El estado de bienestar se sostuvo parcialmente gracias al proceso de industrialización, a pesar de las alternancias entre dictaduras y democracia. En democracia siempre hubo avances y fueron necesarias dictaduras para abortar esos avances. Siempre la clase dominante fundamentalmente a través de sectores de la prensa denostó a los gobiernos democráticos mostrándolos como inviables. Así, entre errores propios, que no fueron pocos, y aquí hay que pensar que el error del débil siempre pesa más que el error del fuerte (el poder real) a la hora del enfrentamiento, el neoliberalismo rescatando el modelo mentiroso del siganme que no los voy a defraudar, esgrimió otros slogans: el ‘pobreza cero’, ‘la inflación la soluciono en una semana’ y ‘vamos a mantener todo lo bueno que se logró’ y llegó al gobierno por elecciones, vino a atacar nuevamente la distribución de la renta. De nuevo la dictadura, pero sin dictadura, recordado en algunos aspectos la dictablanda de Onganía, ya que, si bien hubo represión, no fue como en el 76.

Luego un gobierno que soñamos nacional y popular, que defraudó ampliamente en lo social ya que no redistribuyó la renta, aunque tuvo logros macroeconómicos a pesar de haber tenido que enfrentar la peor sequía y una pandemia en la que la oposición atentó contra la salud de todos.

Hoy esa supuesta clase media, que por reflejo e influencia de la clase dominante odia a los pobres, también odia a los que defendiendo la justicia social intentan amparar a esos pobres, y son transformados en casta desde el discurso del fascismo. No es extraño que el liberalismo, bah, la derecha, recurra al fascismo cuando lo necesita, lo hizo durante la dictadura, y el gobierno actual tiene una gran vocación de dictadura.

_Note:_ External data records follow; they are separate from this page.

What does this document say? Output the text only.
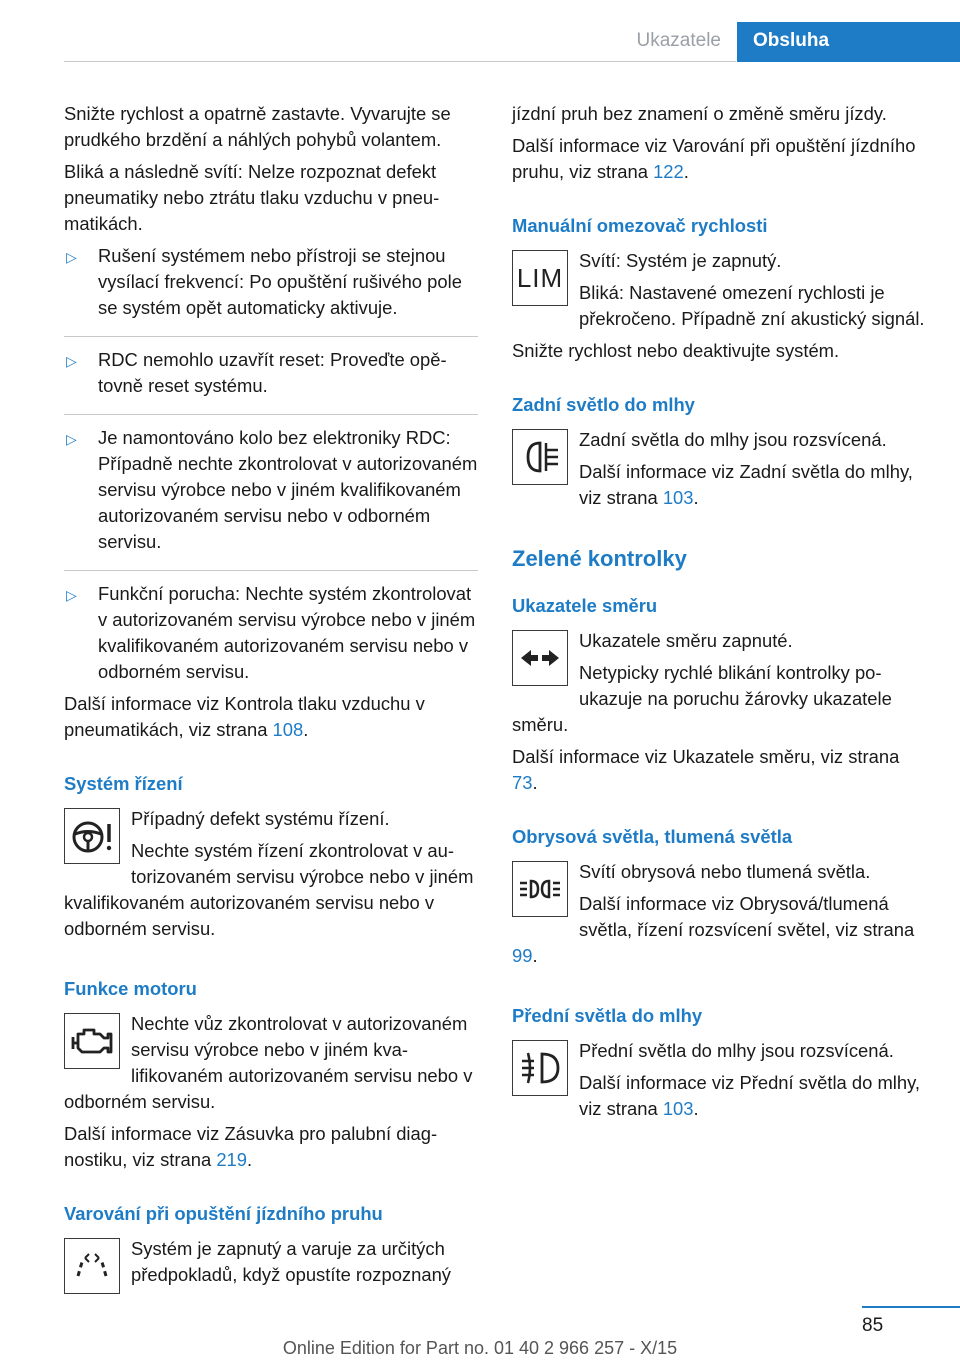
Ukazatele	Obsluha

Snižte rychlost a opatrně zastavte. Vyvarujte se prudkého brzdění a náhlých pohybů volantem.

Bliká a následně svítí: Nelze rozpoznat defekt pneumatiky nebo ztrátu tlaku vzduchu v pneumatikách.

▷ Rušení systémem nebo přístroji se stejnou vysílací frekvencí: Po opuštění rušivého pole se systém opět automaticky aktivuje.
▷ RDC nemohlo uzavřít reset: Proveďte opětovně reset systému.
▷ Je namontováno kolo bez elektroniky RDC: Případně nechte zkontrolovat v autorizovaném servisu výrobce nebo v jiném kvalifikovaném autorizovaném servisu nebo v odborném servisu.
▷ Funkční porucha: Nechte systém zkontrolovat v autorizovaném servisu výrobce nebo v jiném kvalifikovaném autorizovaném servisu nebo v odborném servisu.

Další informace viz Kontrola tlaku vzduchu v pneumatikách, viz strana 108.

Systém řízení

Případný defekt systému řízení.

Nechte systém řízení zkontrolovat v autorizovaném servisu výrobce nebo v jiném kvalifikovaném autorizovaném servisu nebo v odborném servisu.

Funkce motoru

Nechte vůz zkontrolovat v autorizovaném servisu výrobce nebo v jiném kvalifikovaném autorizovaném servisu nebo v odborném servisu.

Další informace viz Zásuvka pro palubní diagnostiku, viz strana 219.

Varování při opuštění jízdního pruhu

Systém je zapnutý a varuje za určitých předpokladů, když opustíte rozpoznaný

jízdní pruh bez znamení o změně směru jízdy.

Další informace viz Varování při opuštění jízdního pruhu, viz strana 122.

Manuální omezovač rychlosti
LIM

Svítí: Systém je zapnutý.

Bliká: Nastavené omezení rychlosti je překročeno. Případně zní akustický signál.

Snižte rychlost nebo deaktivujte systém.

Zadní světlo do mlhy

Zadní světla do mlhy jsou rozsvícená.

Další informace viz Zadní světla do mlhy, viz strana 103.

Zelené kontrolky
Ukazatele směru

Ukazatele směru zapnuté.

Netypicky rychlé blikání kontrolky poukazuje na poruchu žárovky ukazatele směru.

Další informace viz Ukazatele směru, viz strana 73.

Obrysová světla, tlumená světla

Svítí obrysová nebo tlumená světla.

Další informace viz Obrysová/tlumená světla, řízení rozsvícení světel, viz strana 99.

Přední světla do mlhy

Přední světla do mlhy jsou rozsvícená.

Další informace viz Přední světla do mlhy, viz strana 103.

85
Online Edition for Part no. 01 40 2 966 257 - X/15
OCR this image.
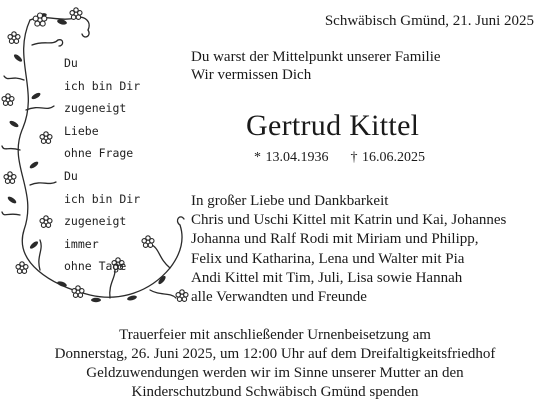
Du
ich bin Dir
zugeneigt
Liebe
ohne Frage
Du
ich bin Dir
zugeneigt
immer
ohne Tage
Schwäbisch Gmünd, 21. Juni 2025
Du warst der Mittelpunkt unserer Familie
Wir vermissen Dich
Gertrud Kittel
* 13.04.1936 † 16.06.2025
In großer Liebe und Dankbarkeit
Chris und Uschi Kittel mit Katrin und Kai, Johannes
Johanna und Ralf Rodi mit Miriam und Philipp,
Felix und Katharina, Lena und Walter mit Pia
Andi Kittel mit Tim, Juli, Lisa sowie Hannah
alle Verwandten und Freunde
Trauerfeier mit anschließender Urnenbeisetzung am
Donnerstag, 26. Juni 2025, um 12:00 Uhr auf dem Dreifaltigkeitsfriedhof
Geldzuwendungen werden wir im Sinne unserer Mutter an den
Kinderschutzbund Schwäbisch Gmünd spenden
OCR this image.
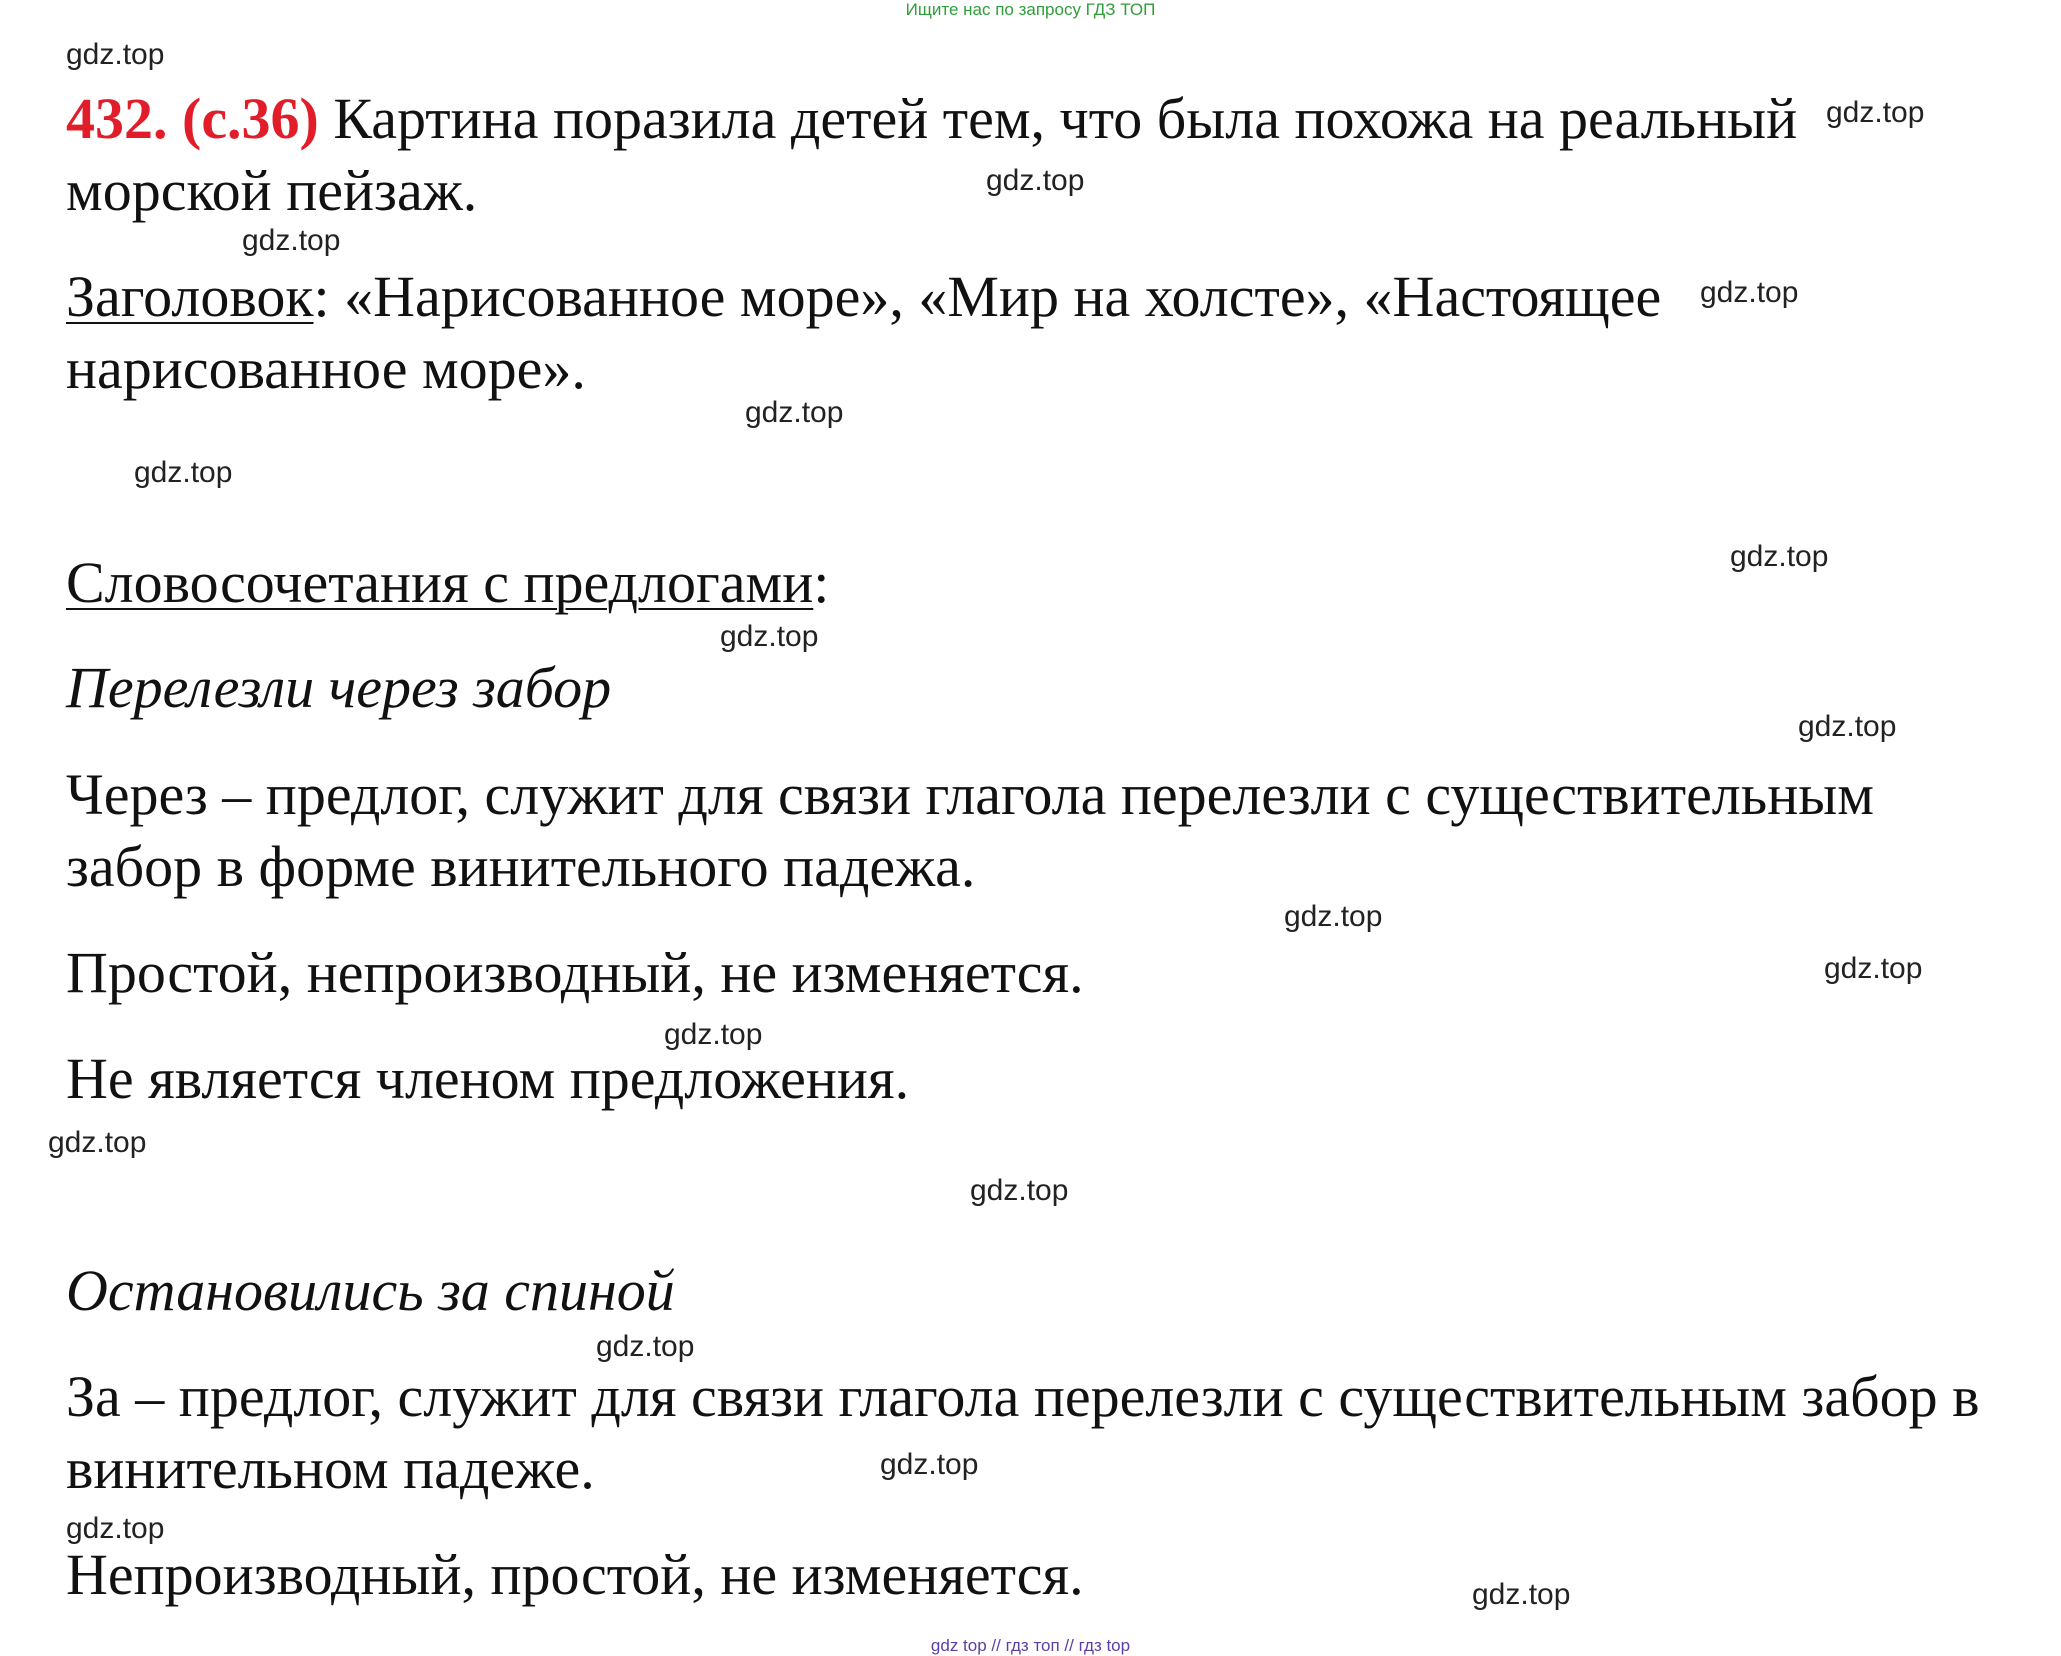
Ищите нас по запросу ГДЗ ТОП
432. (с.36) Картина поразила детей тем, что была похожа на реальный
морской пейзаж.
Заголовок: «Нарисованное море», «Мир на холсте», «Настоящее
нарисованное море».
Словосочетания с предлогами:
Перелезли через забор
Через – предлог, служит для связи глагола перелезли с существительным
забор в форме винительного падежа.
Простой, непроизводный, не изменяется.
Не является членом предложения.
Остановились за спиной
За – предлог, служит для связи глагола перелезли с существительным забор в
винительном падеже.
Непроизводный, простой, не изменяется.
gdz.top
gdz.top
gdz.top
gdz.top
gdz.top
gdz.top
gdz.top
gdz.top
gdz.top
gdz.top
gdz.top
gdz.top
gdz.top
gdz.top
gdz.top
gdz.top
gdz.top
gdz.top
gdz.top
gdz top // гдз топ // гдз top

Dijo en alguna oportunidad Bertold Brecht que no hay nada más parecido a un fascista que un burgués asustado, y los mandantes del mascarón de proa que nos gobierna, un sociópata en toda la linea de la clínica psiquiátrica, que les ha servido para abroquelar en torno a él a todos los frustrados y enojados con razón o sin ella, cumple una función dentro del esquema geopolítico mundial. Así como el enemigo de EEUU no era Rusia sino el crecimiento de Alemania que lograría la independencia económica de Europa a través del gas barato y el objetivo era destruir los gasoductos, el que existía y el mayor que se estaba por inaugurar, así también que Argentina entrara en los BRICS generaría con Brasil un principio de independencia económica latinoamericana.

Hoy EEUU, un imperio en decadencia que abomina de la multipolaridad luego de una unipolaridad que creyeron eterna después de 1991 con la disolución de la URSS, es el burgués asustado. Y tal vez esté en su fantasía, o en sus planes concretos, que así como Israel es su portaaviones en tierra en Medio Oriente, la Argentina pueda ser su portaaviones en el cono sur.